Conforme Vasopollo (2006), a terceirização pode ser entendida pela liberdade da empresa em:

a) despedir parte de seus funcionários, sem penalidades, quando o mercado assim exigir;

b) reduzir ou aumentar a jornada de trabalho, sem aviso prévio, em função das oscilações do mercado;

c) pagar salários mais baixos mediante negociações salariais, tendo em vista a concorrência internacional;

d) subdividir e parcelar, quando necessário, a jornada de trabalho conforme a sua conveniência (tempo parcial, trabalho por escala e por turno, horário flexível);

e) transferir parte de suas atividades a empresas externas (terceirizar a produção);

f) contratar trabalhadores temporários, subcontratados e não regulamentados (terceirizar e precarizar as formas de contratação), diminuindo seu quadro efetivo de pessoal contratado.

Trata-se do que o autor denomina por “figuras emergentes do trabalho atípico” (VASOPOLLO, 2006 p.46), isto é, precarizado, flexibilizado e desregulamentado. No caso de eventual aprovação da terceirização total, o trabalho “atípico” se tornará regra geral. Trata-se do ideário neoliberal de empresas enxutas e especializadas.

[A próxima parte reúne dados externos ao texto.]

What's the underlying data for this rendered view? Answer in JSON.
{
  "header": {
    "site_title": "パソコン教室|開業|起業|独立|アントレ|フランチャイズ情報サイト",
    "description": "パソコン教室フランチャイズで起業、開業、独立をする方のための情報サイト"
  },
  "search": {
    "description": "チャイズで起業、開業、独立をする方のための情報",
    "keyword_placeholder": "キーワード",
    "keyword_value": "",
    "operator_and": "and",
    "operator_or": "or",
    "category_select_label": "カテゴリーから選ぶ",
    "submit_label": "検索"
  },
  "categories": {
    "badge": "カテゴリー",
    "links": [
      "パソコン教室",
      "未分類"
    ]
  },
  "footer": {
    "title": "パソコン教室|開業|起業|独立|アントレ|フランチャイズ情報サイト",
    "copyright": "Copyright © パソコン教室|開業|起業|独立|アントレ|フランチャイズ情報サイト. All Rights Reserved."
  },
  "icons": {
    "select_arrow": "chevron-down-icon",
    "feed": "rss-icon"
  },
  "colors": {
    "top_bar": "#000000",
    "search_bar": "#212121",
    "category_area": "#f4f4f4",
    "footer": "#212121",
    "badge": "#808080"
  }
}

É preciso que o sindicalismo brasileiro, os partidos de esquerda e todos os setores populares encampem uma campanha nacional contra a terceirização total. Essa desmedida do capital sobre o trabalho pode significar o retorno à condição escravista em pleno século 21, conforme apontou o sociólogo do trabalho da UNICAMP, prof. Dr. Ricardo Antunes, ou à verdadeira redução de direitos trabalhistas, conforme notou o Juiz do Trabalho Jorge Souto Maior.

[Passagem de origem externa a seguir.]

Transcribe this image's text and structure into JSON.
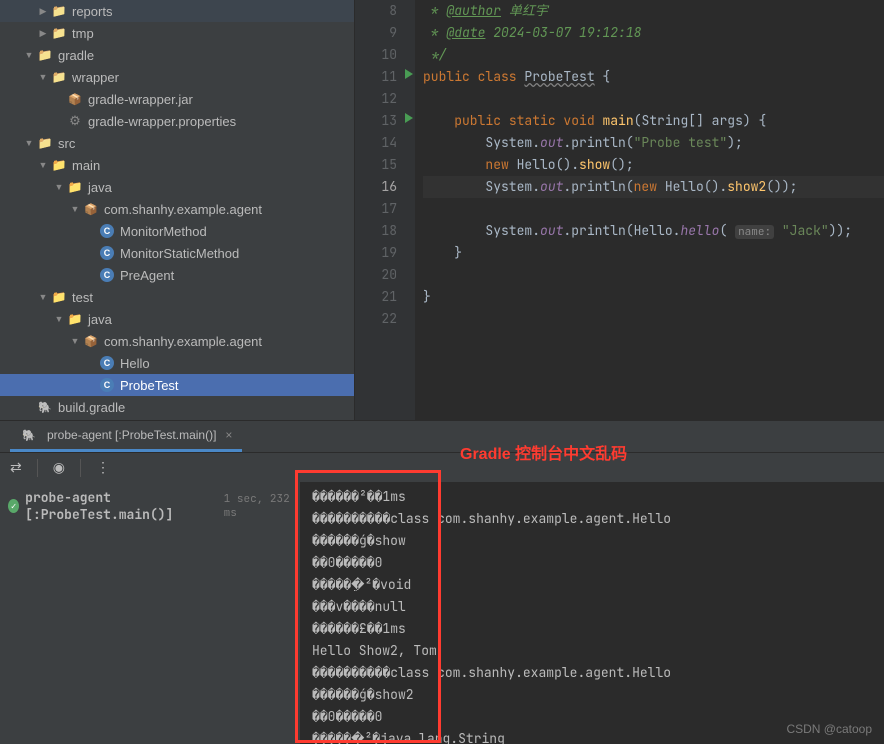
{
  "tree": {
    "reports": "reports",
    "tmp": "tmp",
    "gradle": "gradle",
    "wrapper": "wrapper",
    "wrapper_jar": "gradle-wrapper.jar",
    "wrapper_props": "gradle-wrapper.properties",
    "src": "src",
    "main": "main",
    "java": "java",
    "pkg": "com.shanhy.example.agent",
    "monitor_method": "MonitorMethod",
    "monitor_static": "MonitorStaticMethod",
    "pre_agent": "PreAgent",
    "test": "test",
    "hello": "Hello",
    "probe_test": "ProbeTest",
    "build_gradle": "build.gradle"
  },
  "editor": {
    "lines": {
      "l8a": " * ",
      "l8b": "@author",
      "l8c": " 单红宇",
      "l9a": " * ",
      "l9b": "@date",
      "l9c": " 2024-03-07 19:12:18",
      "l10": " */",
      "l11_public": "public ",
      "l11_class": "class ",
      "l11_name": "ProbeTest",
      "l11_brace": " {",
      "l13_public": "    public ",
      "l13_static": "static ",
      "l13_void": "void ",
      "l13_main": "main",
      "l13_paren": "(",
      "l13_string": "String",
      "l13_arr": "[] ",
      "l13_args": "args",
      "l13_end": ") {",
      "l14_pre": "        System.",
      "l14_out": "out",
      "l14_print": ".println(",
      "l14_str": "\"Probe test\"",
      "l14_end": ");",
      "l15_new": "        new ",
      "l15_hello": "Hello().",
      "l15_show": "show",
      "l15_end": "();",
      "l16_pre": "        System.",
      "l16_out": "out",
      "l16_print": ".println(",
      "l16_new": "new ",
      "l16_hello": "Hello().",
      "l16_show2": "show2",
      "l16_end": "());",
      "l18_pre": "        System.",
      "l18_out": "out",
      "l18_print": ".println(Hello.",
      "l18_hello": "hello",
      "l18_param": "name:",
      "l18_str": "\"Jack\"",
      "l18_end": "));",
      "l19": "    }",
      "l21": "}"
    },
    "line_numbers": [
      "8",
      "9",
      "10",
      "11",
      "12",
      "13",
      "14",
      "15",
      "16",
      "17",
      "18",
      "19",
      "20",
      "21",
      "22"
    ]
  },
  "bottom_tab": {
    "label": "probe-agent [:ProbeTest.main()]"
  },
  "annotation": {
    "text": "Gradle 控制台中文乱码"
  },
  "console": {
    "task_name": "probe-agent [:ProbeTest.main()]",
    "task_time": "1 sec, 232 ms",
    "output": [
      "������²��1ms",
      "����������class com.shanhy.example.agent.Hello",
      "������ǵ�show",
      "��0�����0",
      "������ֵ²�void",
      "���v����null",
      "������£��1ms",
      "Hello Show2, Tom",
      "����������class com.shanhy.example.agent.Hello",
      "������ǵ�show2",
      "��0�����0",
      "������ֵ²�java.lang.String"
    ]
  },
  "watermark": "CSDN @catoop"
}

Em nome da velha “modernização das relações de trabalho”, a aprovação da lei da terceirização e a institucionalização do negociado sobre o legislado são os pilares da Reforma Trabalhista que o capital quer impor ao conjunto dos trabalhadores em contexto de crise.

O andar de cima acendeu o sinal amarelo no andar aqui de baixo. Daqui para frente, a lógica da ofensiva burguesa é a barbárie. Parece mesmo que o imperialismo dispõe de um projeto claramente definido para recolonizar o país. A unidade de ação e de mobilização do proletariado brasileiro será decisiva para barrar essa (des)medida.

Referências
CASTILLO, Juan J. Sociologia del trabajo. CIS, Madri, 1996.
DIEESE. Os trabalhadores frente à terceirização. Relatório de pesquisa. São Paulo, DIEESE, 1993.
VASOPOLLO, Luciano. O trabalho atípico e a precariedade: elemento estratégico determinante do capital no paradigma pós-fordista. In: ANTUNES, R. (org.) Riqueza e miséria do trabalho no Brasil. São Paulo: Boitempo, 2006.